- Калгашкиной? - растерянно переспросил Дроздов.
- Да, Ирине Алексеевне.
- А-а, Калгашкиной, - закивал Валерий Семенович. - А потому что очередность! Она, насколько я помню, подала заявление раньше. И льготы. Отец - инвалид войны. Сами вы недавно напоминали на сессии горсовета: их нужды ни в коем случае не забывать. А бабушка, между прочим, ветеран колхозного движения. Одна из первых вступила у себя на селе. Много их осталось, наших ветеранов? По-моему, лишний раз позаботиться о них - наша с вами обязанность. Вот мы и порекомендовали Калгашкину в первую очередь.
Объяснения Дроздова были вполне убедительными. И по документам все выглядело законно. Однако я хотел побеседовать с Калгашкиной. Заведующая магазином пришла ко мне взволнованная. Мне показалось, что от нее чуть-чуть попахивает спиртным.
Ростом немного выше среднего, с хорошо сохранившейся фигурой, с крашенными под рыжеватую блондинку волосами, уложенными явно у парикмахера, она пыталась, как я понял, произвести на меня хорошее впечатление.
- Первый раз в прокуратуре. Хоть посмотреть, что это такое, - с улыбкой говорила она, но улыбка эта была весьма натянутой. - Надеюсь, вы меня не съедите?
Я не ответил на ее кокетство.
- Впрочем, и не за что, - продолжала она. - У нас, поди, каждый день народные контролеры. И сегодня были. Никаких к нам претензий. Вас это интересует, товарищ прокурор?
- Нет, Ирина Алексеевна. Я хотел поговорить о квартире. Как вы ее получили?
- Законно, товарищ прокурор, на общем основании, - ответила Калгашкина поспешно. - А что? Сколько лет жила в общей! Комнатка - закуток, двенадцать метров. Неужели не имела права?

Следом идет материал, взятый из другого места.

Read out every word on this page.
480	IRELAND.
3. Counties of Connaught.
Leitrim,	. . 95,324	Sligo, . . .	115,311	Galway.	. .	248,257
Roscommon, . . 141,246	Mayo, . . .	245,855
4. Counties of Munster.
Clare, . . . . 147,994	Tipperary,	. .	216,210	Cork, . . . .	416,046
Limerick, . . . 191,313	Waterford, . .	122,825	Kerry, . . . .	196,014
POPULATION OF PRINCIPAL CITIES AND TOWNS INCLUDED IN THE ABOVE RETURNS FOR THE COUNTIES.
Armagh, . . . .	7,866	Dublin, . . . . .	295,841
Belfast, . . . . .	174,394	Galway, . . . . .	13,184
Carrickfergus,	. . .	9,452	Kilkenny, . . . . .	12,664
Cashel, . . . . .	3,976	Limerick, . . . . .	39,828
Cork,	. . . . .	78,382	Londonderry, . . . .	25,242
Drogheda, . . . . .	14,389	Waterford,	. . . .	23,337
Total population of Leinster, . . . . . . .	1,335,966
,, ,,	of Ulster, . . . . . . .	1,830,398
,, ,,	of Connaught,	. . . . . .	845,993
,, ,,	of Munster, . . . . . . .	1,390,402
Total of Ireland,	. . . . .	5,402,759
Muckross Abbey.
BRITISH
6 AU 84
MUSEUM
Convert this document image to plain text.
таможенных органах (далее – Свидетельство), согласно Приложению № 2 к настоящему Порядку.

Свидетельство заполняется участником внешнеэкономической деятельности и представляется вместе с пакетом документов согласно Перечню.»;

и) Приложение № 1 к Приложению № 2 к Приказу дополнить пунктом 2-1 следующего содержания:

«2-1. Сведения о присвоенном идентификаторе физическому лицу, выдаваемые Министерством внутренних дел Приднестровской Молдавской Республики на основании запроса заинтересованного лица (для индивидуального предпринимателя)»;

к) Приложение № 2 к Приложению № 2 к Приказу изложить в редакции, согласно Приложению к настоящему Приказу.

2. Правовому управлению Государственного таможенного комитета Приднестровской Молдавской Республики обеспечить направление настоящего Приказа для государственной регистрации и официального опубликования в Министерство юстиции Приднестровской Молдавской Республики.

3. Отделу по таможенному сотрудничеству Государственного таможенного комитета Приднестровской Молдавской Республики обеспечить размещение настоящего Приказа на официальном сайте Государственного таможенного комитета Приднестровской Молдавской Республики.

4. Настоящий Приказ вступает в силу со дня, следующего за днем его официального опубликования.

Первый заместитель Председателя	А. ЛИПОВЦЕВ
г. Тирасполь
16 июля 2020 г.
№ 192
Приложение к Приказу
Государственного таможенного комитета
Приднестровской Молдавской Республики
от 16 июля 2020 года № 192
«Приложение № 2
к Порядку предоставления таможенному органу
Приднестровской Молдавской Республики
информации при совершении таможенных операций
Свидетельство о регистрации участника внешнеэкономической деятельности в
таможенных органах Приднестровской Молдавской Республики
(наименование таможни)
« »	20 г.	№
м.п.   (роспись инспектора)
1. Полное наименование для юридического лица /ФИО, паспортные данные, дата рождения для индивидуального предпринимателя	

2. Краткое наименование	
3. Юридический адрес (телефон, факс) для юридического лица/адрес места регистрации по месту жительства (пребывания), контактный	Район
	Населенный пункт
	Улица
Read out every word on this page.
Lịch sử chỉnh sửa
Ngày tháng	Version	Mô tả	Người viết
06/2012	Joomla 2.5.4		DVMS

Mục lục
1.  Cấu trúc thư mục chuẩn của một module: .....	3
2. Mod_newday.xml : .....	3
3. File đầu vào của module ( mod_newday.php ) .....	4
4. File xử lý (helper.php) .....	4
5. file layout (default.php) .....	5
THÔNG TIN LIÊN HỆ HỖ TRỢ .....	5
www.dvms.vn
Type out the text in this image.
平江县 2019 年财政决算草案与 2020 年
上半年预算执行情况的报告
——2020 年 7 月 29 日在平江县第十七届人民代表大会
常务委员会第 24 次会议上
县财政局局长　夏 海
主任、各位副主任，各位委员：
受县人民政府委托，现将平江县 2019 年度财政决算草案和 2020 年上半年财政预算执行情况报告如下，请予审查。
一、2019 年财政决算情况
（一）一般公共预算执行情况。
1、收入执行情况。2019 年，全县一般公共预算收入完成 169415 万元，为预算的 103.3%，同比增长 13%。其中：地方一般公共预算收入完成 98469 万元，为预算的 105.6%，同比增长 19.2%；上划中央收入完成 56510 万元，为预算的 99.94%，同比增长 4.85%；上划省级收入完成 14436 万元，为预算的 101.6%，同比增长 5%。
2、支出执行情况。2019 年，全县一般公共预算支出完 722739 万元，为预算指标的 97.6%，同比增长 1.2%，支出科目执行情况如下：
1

- Имели, - кивнул я. - А почему решили трехкомнатную?
- Из-за родителей. Сначала я ведь думала вступить на однокомнатную. Подала заявление. Тысяча у меня была. Все мои сбережения. Поехала к своим на хутор, чтобы помогли. Первый-то взнос тысяча пятьсот... Отец мне говорит: а может, доченька, и нас в город возьмешь? Мы, говорит, дом свой продадим, на трехкомнатную наскребем. И много ли нам, говорит, осталось жить? Помрем, у тебя большая квартира останется. Нет, вы представляете, каково это дочери слушать?.. Конечно, говорю, возьму. А о смерти чтоб и разговору не было! Дай бог вам до ста лет дожить. Мама-то, в общем, тоже хотела бы в город, а с другой стороны, жалко соседей бросать, сад... Конечно, они свое отработали, заслужили отдых. Чтоб и ванная, и горячая вода, и, извините, теплый туалет. Короче, на семейном совете решили: ко мне. Продали дом, дали мне четыре тысячи...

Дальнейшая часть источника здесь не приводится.